A guy surprises his fiancee by having her name tattooed on his penis. In flowing script it says, "Wendy." On their Jamaican honeymoon, he uses a public bathroom and sees a Jamaican man who seems to have the same name tattooed on his penis. The husband asks, "So your girl's name is Wendy, too?" The guy looks down at his penis and says, "No, once de wrinkles come out, it says, 'Welcome to Jamaica, mon! Have a nice day."
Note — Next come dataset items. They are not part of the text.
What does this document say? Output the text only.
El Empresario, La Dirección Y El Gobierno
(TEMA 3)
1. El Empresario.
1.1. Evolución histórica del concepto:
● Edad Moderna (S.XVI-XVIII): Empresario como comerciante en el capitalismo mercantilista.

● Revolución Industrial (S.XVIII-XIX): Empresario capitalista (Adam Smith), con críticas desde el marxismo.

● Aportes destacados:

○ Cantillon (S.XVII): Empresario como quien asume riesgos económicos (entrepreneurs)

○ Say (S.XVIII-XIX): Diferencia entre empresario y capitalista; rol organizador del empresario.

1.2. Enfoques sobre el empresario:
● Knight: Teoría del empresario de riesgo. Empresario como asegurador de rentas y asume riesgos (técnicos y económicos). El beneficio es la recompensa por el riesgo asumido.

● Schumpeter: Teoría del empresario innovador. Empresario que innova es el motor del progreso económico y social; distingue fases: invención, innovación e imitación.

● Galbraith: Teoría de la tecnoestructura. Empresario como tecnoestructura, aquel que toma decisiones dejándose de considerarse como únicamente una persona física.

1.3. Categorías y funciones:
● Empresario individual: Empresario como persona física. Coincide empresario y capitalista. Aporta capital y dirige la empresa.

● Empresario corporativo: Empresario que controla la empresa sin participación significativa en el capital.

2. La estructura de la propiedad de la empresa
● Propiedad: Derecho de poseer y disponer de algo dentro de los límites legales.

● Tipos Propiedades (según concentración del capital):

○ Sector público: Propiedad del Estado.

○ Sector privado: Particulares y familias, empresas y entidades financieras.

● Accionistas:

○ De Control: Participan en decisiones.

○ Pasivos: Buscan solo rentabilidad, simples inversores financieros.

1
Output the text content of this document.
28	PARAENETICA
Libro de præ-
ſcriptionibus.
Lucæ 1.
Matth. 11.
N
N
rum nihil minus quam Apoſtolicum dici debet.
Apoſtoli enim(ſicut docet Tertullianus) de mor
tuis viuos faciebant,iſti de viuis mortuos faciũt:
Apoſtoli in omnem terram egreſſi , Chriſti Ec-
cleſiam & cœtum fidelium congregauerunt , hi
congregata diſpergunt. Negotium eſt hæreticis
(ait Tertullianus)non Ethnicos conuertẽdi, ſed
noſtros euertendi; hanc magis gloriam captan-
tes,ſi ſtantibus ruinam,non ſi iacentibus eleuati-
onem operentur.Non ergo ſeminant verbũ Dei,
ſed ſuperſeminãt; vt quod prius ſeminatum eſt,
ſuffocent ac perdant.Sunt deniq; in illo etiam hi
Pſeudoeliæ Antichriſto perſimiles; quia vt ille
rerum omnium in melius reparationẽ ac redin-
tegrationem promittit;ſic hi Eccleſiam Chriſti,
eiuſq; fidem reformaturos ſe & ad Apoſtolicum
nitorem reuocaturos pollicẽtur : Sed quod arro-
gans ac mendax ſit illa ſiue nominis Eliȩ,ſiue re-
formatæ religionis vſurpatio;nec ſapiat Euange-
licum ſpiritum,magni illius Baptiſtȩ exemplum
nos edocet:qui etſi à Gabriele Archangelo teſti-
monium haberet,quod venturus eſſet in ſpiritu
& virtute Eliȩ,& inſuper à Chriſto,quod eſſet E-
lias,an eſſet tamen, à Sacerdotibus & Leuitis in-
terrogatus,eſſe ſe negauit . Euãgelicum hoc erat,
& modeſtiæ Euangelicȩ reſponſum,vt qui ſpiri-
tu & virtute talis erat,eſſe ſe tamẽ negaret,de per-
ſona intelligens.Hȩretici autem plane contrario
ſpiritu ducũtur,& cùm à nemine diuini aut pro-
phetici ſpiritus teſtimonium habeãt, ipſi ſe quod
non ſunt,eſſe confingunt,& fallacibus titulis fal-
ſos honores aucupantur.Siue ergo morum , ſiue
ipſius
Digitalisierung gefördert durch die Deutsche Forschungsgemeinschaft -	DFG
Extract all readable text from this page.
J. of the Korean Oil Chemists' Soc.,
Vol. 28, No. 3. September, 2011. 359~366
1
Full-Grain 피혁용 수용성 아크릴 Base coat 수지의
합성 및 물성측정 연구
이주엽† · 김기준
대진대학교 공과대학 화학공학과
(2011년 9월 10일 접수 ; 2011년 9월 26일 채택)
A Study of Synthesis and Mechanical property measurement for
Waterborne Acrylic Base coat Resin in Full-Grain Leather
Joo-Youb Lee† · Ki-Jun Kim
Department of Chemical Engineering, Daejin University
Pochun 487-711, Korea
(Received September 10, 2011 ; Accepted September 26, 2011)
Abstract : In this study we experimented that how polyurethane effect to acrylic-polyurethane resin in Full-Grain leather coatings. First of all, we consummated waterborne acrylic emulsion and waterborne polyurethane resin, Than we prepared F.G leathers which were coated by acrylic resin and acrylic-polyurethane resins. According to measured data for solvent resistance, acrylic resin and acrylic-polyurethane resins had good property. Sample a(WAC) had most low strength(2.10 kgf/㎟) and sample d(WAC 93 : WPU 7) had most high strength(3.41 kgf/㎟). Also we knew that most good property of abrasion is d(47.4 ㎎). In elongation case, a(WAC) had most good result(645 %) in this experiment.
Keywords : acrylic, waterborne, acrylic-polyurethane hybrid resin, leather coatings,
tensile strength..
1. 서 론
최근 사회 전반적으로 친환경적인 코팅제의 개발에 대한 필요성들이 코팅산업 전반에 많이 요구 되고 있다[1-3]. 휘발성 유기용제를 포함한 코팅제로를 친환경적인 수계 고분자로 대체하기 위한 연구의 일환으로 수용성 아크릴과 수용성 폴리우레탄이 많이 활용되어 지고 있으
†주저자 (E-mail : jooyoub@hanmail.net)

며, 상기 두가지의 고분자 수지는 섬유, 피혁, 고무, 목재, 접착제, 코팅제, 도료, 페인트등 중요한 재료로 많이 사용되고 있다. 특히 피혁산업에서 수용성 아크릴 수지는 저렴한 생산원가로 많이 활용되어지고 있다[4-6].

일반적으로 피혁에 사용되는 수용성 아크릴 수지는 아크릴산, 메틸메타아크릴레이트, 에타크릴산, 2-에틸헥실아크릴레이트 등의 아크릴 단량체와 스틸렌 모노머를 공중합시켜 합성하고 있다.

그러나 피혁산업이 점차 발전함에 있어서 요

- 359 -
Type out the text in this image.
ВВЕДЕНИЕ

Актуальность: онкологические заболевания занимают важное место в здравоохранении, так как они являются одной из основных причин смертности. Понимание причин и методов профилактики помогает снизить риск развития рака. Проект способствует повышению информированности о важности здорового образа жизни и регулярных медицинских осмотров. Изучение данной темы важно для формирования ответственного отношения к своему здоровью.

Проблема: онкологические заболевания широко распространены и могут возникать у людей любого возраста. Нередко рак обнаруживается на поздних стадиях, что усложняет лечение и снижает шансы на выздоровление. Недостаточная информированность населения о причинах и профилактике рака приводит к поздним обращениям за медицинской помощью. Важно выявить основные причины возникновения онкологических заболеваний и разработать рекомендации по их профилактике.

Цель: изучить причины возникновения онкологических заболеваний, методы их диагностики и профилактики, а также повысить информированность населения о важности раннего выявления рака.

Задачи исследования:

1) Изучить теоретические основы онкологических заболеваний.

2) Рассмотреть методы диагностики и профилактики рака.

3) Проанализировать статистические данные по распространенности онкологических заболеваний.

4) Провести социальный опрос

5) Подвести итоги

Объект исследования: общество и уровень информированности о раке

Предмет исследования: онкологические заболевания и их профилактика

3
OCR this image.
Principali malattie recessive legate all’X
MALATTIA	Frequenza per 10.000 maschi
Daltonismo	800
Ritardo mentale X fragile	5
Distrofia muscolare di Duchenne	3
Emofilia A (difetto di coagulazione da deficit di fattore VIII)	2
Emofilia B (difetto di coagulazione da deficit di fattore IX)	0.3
The bride lay in bed on the first night of their honeymoon while her husband stood at the bedroom window, gazing at the stars. "Come to bed, darling," she whispered after some time had passed. "Not likely," replied the blonde groom, "my mother told me that this would be the best night of my life and I'm not going to miss a minute of it."
The Irish Newlyweds
Did you hear about the Irish newlyweds who sat up all night on their honeymoon waiting for their sexual relations to arrive?
Marrying A Man
Q: What do you call a man that marries another man?
A: A minister
A shy priest greets the wedding guests at the Church. He's very nervous and doesn't say much. As the Bride and Groom approach the altar the priest steps up and gives the best homily anyone has ever heard. He's full of confidence, incredibly expressive and has everyone in fits of laughter!
After the vows, the priest is again extremely shy and barely says a word to anyone. The groom approaches the him and asks, "Why are you so shy? You seemed like a different person when you were giving that homily!"
"I know..." Says the priest, "But that was just my altar ego."